Using grequests to make several thousand get requests to sourceforge, get "Max retries exceeded with url"

crf picture crf · Feb 24, 2014 · Viewed 12.1k times · Source

I am very new to all of this; I need to obtain data on several thousand sourceforge projects for a paper I am writing. The data is all freely available in json format at the url http://sourceforge.net/api/project/name/[project name]/json. I have a list of several thousand of these URL's and I am using the following code.

import grequests
rs = (grequests.get(u) for u in ulist)
answers = grequests.map(rs)

Using this code I am able to obtain the data for any 200 or so projects I like, i.e. rs = (grequests.get(u) for u in ulist[0:199]) works, but as soon as I go over that, all attempts are met with

ConnectionError: HTTPConnectionPool(host='sourceforge.net', port=80): Max retries exceeded with url: /api/project/name/p2p-fs/json (Caused by <class 'socket.gaierror'>: [Errno 8] nodename nor servname provided, or not known)
<Greenlet at 0x109b790f0: <bound method AsyncRequest.send of <grequests.AsyncRequest object at 0x10999ef50>>(stream=False)> failed with ConnectionError

I am then unable to make any more requests until I quit python, but as soon as I restart python I can make another 200 requests.

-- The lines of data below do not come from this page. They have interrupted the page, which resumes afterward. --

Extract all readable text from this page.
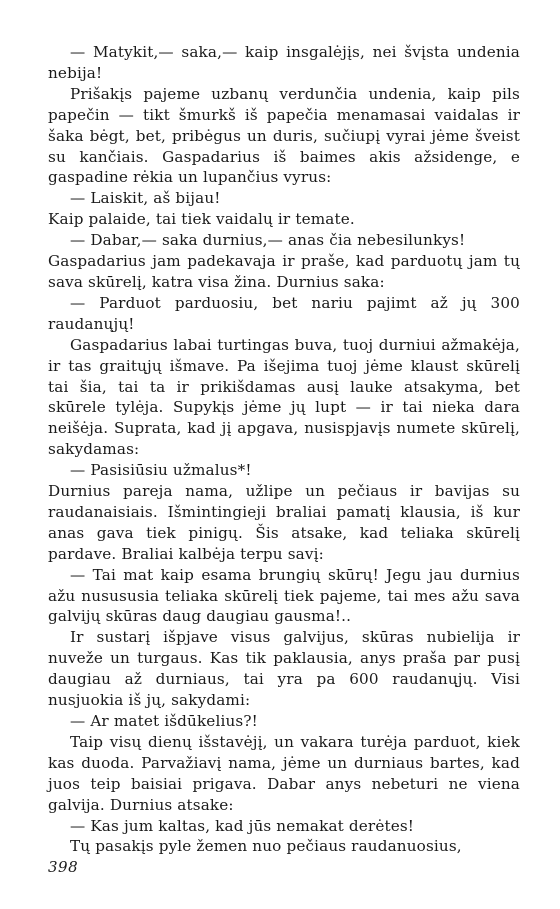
— Matykit,— saka,— kaip insgalėjįs, nei švįsta undenia nebija!

Prišakįs pajeme uzbanų verdunčia undenia, kaip pils papečin — tikt šmurkš iš papečia menamasai vaidalas ir šaka bėgt, bet, pribėgus un duris, sučiupį vyrai jėme šveist su kančiais. Gaspadarius iš baimes akis ažsidenge, e gaspadine rėkia un lupančius vyrus:

— Laiskit, aš bijau!

Kaip palaide, tai tiek vaidalų ir temate.

— Dabar,— saka durnius,— anas čia nebesilunkys!

Gaspadarius jam padekavaja ir praše, kad parduotų jam tų sava skūrelį, katra visa žina. Durnius saka:

— Parduot parduosiu, bet nariu pajimt až jų 300 raudanųjų!

Gaspadarius labai turtingas buva, tuoj durniui ažmakėja, ir tas graitųjų išmave. Pa išejima tuoj jėme klaust skūrelį tai šia, tai ta ir prikišdamas ausį lauke atsakyma, bet skūrele tylėja. Supykįs jėme jų lupt — ir tai nieka dara neišėja. Suprata, kad jį apgava, nusispjavįs numete skūrelį, sakydamas:

— Pasisiūsiu užmalus*!

Durnius pareja nama, užlipe un pečiaus ir bavijas su raudanaisiais. Išmintingieji braliai pamatį klausia, iš kur anas gava tiek pinigų. Šis atsake, kad teliaka skūrelį pardave. Braliai kalbėja terpu savį:

— Tai mat kaip esama brungių skūrų! Jegu jau durnius ažu nusususia teliaka skūrelį tiek pajeme, tai mes ažu sava galvijų skūras daug daugiau gausma!..

Ir sustarį išpjave visus galvijus, skūras nubielija ir nuveže un turgaus. Kas tik paklausia, anys praša par pusį daugiau až durniaus, tai yra pa 600 raudanųjų. Visi nusjuokia iš jų, sakydami:

— Ar matet išdūkelius?!

Taip visų dienų išstavėjį, un vakara turėja parduot, kiek kas duoda. Parvažiavį nama, jėme un durniaus bartes, kad juos teip baisiai prigava. Dabar anys nebeturi ne viena galvija. Durnius atsake:

— Kas jum kaltas, kad jūs nemakat derėtes!

Tų pasakįs pyle žemen nuo pečiaus raudanuosius,

398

I've tried using grequests.map(rs,size=200) but this seems to do nothing.

Answer

Virgil picture Virgil · Apr 3, 2014

In my case, it was not rate limiting by the destination server, but something much simpler: I didn't explicitly close the responses, so they were keeping the socket open, and the python process ran out of file handles.

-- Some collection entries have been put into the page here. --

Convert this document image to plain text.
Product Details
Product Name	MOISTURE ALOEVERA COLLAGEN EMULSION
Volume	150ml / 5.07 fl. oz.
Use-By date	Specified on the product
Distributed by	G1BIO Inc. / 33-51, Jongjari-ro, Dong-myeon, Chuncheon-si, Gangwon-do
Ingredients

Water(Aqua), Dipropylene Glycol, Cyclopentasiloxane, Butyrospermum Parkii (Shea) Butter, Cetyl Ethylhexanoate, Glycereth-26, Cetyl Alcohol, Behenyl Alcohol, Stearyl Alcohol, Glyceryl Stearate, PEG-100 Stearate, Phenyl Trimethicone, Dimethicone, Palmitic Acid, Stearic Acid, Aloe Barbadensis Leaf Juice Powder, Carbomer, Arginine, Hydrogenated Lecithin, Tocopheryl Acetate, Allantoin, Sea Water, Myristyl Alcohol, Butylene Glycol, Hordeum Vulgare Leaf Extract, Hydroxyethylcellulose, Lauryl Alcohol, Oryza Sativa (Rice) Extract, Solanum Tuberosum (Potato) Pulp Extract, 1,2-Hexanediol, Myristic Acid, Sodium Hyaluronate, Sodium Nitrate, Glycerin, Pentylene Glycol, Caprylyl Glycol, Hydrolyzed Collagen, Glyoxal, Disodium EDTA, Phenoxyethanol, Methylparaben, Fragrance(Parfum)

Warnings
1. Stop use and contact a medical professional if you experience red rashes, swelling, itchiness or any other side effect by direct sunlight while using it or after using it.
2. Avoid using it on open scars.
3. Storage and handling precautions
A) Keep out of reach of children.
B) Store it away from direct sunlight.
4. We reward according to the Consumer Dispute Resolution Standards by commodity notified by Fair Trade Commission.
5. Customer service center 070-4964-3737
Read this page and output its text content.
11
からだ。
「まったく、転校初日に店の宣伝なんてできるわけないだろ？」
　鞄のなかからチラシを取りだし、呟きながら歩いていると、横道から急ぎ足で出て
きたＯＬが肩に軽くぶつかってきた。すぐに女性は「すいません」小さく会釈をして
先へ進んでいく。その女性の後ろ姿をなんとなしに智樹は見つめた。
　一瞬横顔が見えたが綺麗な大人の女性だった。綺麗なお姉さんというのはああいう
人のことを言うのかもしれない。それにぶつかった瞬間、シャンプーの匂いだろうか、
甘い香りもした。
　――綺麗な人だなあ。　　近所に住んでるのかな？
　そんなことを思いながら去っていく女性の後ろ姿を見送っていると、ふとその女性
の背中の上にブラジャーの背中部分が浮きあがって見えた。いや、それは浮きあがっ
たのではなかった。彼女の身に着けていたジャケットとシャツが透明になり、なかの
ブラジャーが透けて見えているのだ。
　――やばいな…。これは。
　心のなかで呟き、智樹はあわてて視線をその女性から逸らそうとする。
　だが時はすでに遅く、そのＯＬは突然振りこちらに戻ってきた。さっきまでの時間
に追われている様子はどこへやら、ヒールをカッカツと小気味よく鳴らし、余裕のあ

My solution (don't know for sure which one fixed the issue - theoretically either of them should) was to:

  • Set stream=False in grequests.get:

     rs = (grequests.get(u, stream=False) for u in urls)
    
  • Call explicitly response.close() after I read response.content:

     responses = grequests.map(rs)
     for response in responses:
           make_use_of(response.content)
           response.close()
    

Note: simply destroying the response object (assigning None to it, calling gc.collect()) was not enough - this did not close the file handles.